←back to thread

224 points mlissner | 1 comments | | HN request time: 0.242s | source
Show context
jdnier ◴[] No.45776183[source]
Yesterday there was a somewhat similar DuckDB post, "Frozen DuckLakes for Multi-User, Serverless Data Access". https://news.ycombinator.com/item?id=45702831
replies(2): >>45776288 #>>45777908 #
1. pacbard ◴[] No.45777908[source]
I set up something similar at work. But it was before the DuckLake format was available, so it just uses manually generated Parquet files saved to a bucket and a light DuckDB catalog that uses views to expose the parquet files. This lets us update the Parquet files using our ETL process and just refresh the catalog when there is a schema change.

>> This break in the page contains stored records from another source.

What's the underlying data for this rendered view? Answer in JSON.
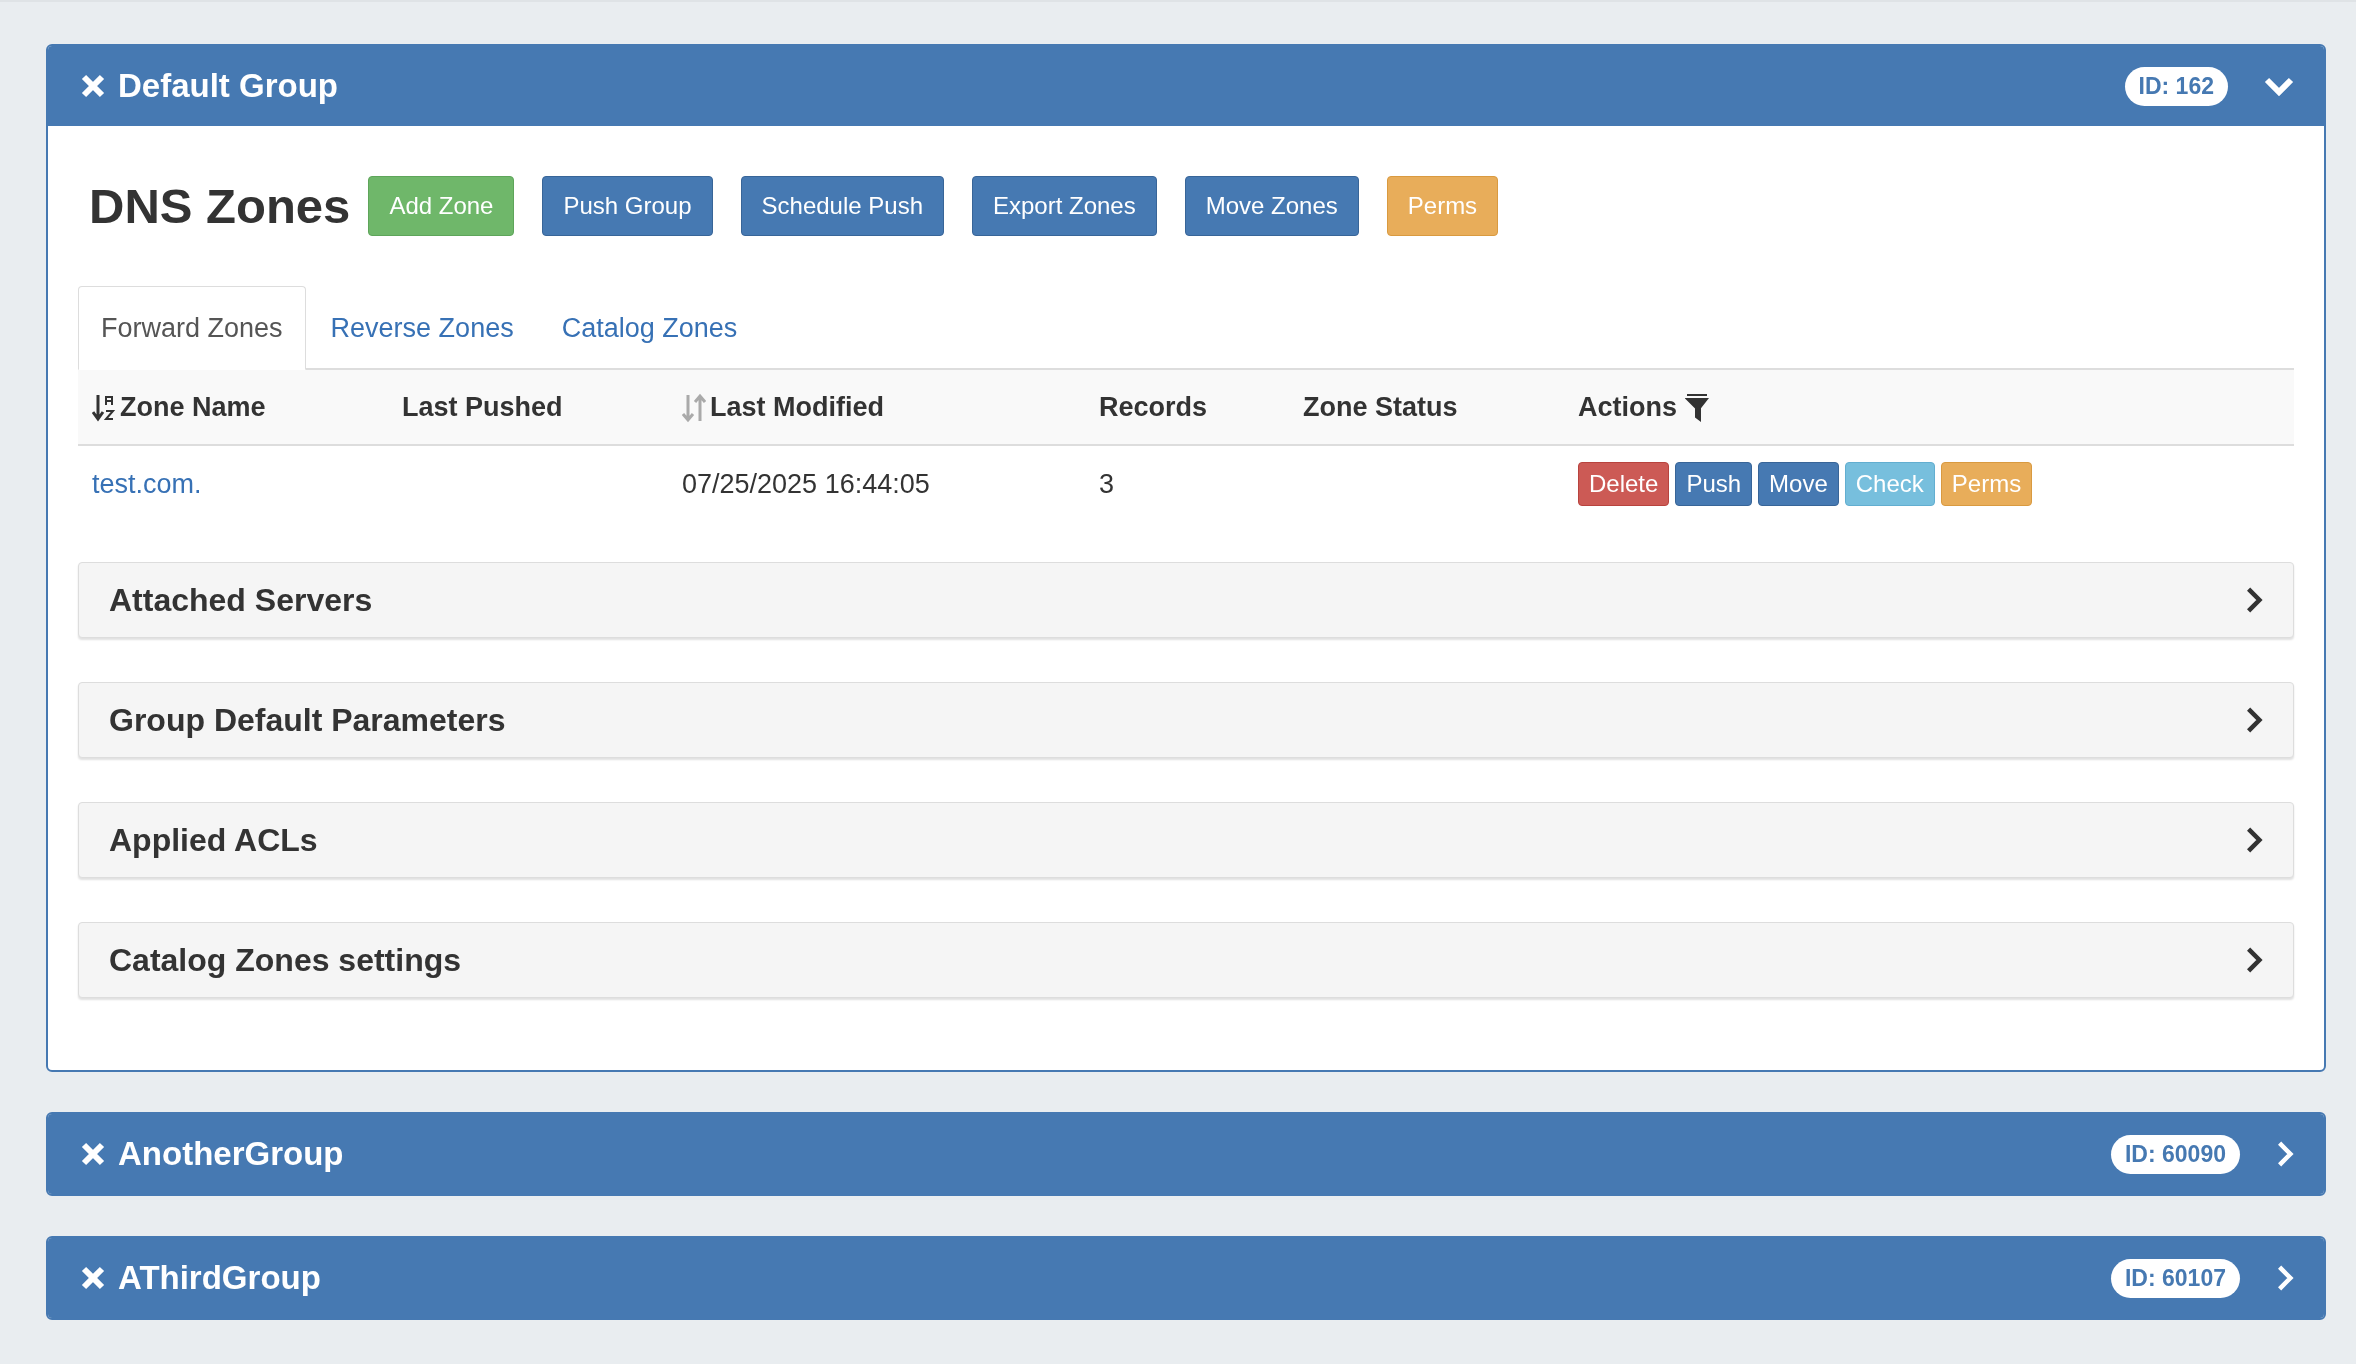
{
  "groups": [
    {
      "title": "Default Group",
      "id_badge": "ID: 162",
      "expanded": true,
      "content": {
        "heading": "DNS Zones",
        "buttons": [
          {
            "label": "Add Zone",
            "kind": "success"
          },
          {
            "label": "Push Group",
            "kind": "primary"
          },
          {
            "label": "Schedule Push",
            "kind": "primary"
          },
          {
            "label": "Export Zones",
            "kind": "primary"
          },
          {
            "label": "Move Zones",
            "kind": "primary"
          },
          {
            "label": "Perms",
            "kind": "warning"
          }
        ],
        "tabs": [
          {
            "label": "Forward Zones",
            "selected": true
          },
          {
            "label": "Reverse Zones",
            "selected": false
          },
          {
            "label": "Catalog Zones",
            "selected": false
          }
        ],
        "table": {
          "columns": [
            {
              "label": "Zone Name",
              "kind": "sorted"
            },
            {
              "label": "Last Pushed",
              "kind": "plain"
            },
            {
              "label": "Last Modified",
              "kind": "sortable"
            },
            {
              "label": "Records",
              "kind": "plain"
            },
            {
              "label": "Zone Status",
              "kind": "plain"
            },
            {
              "label": "Actions",
              "kind": "filter"
            }
          ],
          "rows": [
            {
              "zone_name": "test.com.",
              "last_pushed": "",
              "last_modified": "07/25/2025 16:44:05",
              "records": "3",
              "zone_status": "",
              "actions": [
                {
                  "label": "Delete",
                  "kind": "danger"
                },
                {
                  "label": "Push",
                  "kind": "primary"
                },
                {
                  "label": "Move",
                  "kind": "primary"
                },
                {
                  "label": "Check",
                  "kind": "info"
                },
                {
                  "label": "Perms",
                  "kind": "warning"
                }
              ]
            }
          ]
        },
        "sections": [
          {
            "title": "Attached Servers",
            "expanded": false
          },
          {
            "title": "Group Default Parameters",
            "expanded": false
          },
          {
            "title": "Applied ACLs",
            "expanded": false
          },
          {
            "title": "Catalog Zones settings",
            "expanded": false
          }
        ]
      }
    },
    {
      "title": "AnotherGroup",
      "id_badge": "ID: 60090",
      "expanded": false
    },
    {
      "title": "AThirdGroup",
      "id_badge": "ID: 60107",
      "expanded": false
    }
  ]
}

We didn't find the frozen DuckLake setup useful for our use case. Mostly because the frozen catalog kind of doesn't make sense with the DuckLake philosophy and the cost-benefit wasn't there over a regular duckdb catalog. It also made making updates cumbersome because you need to pull the DuckLake catalog, commit the changes, and re-upload the catalog (instead of just directly updating the Parquet files). I get that we are missing the time travel part of the DuckLake, but that's not critical for us and if it becomes important, we would just roll out a PostgreSQL database to manage the catalog.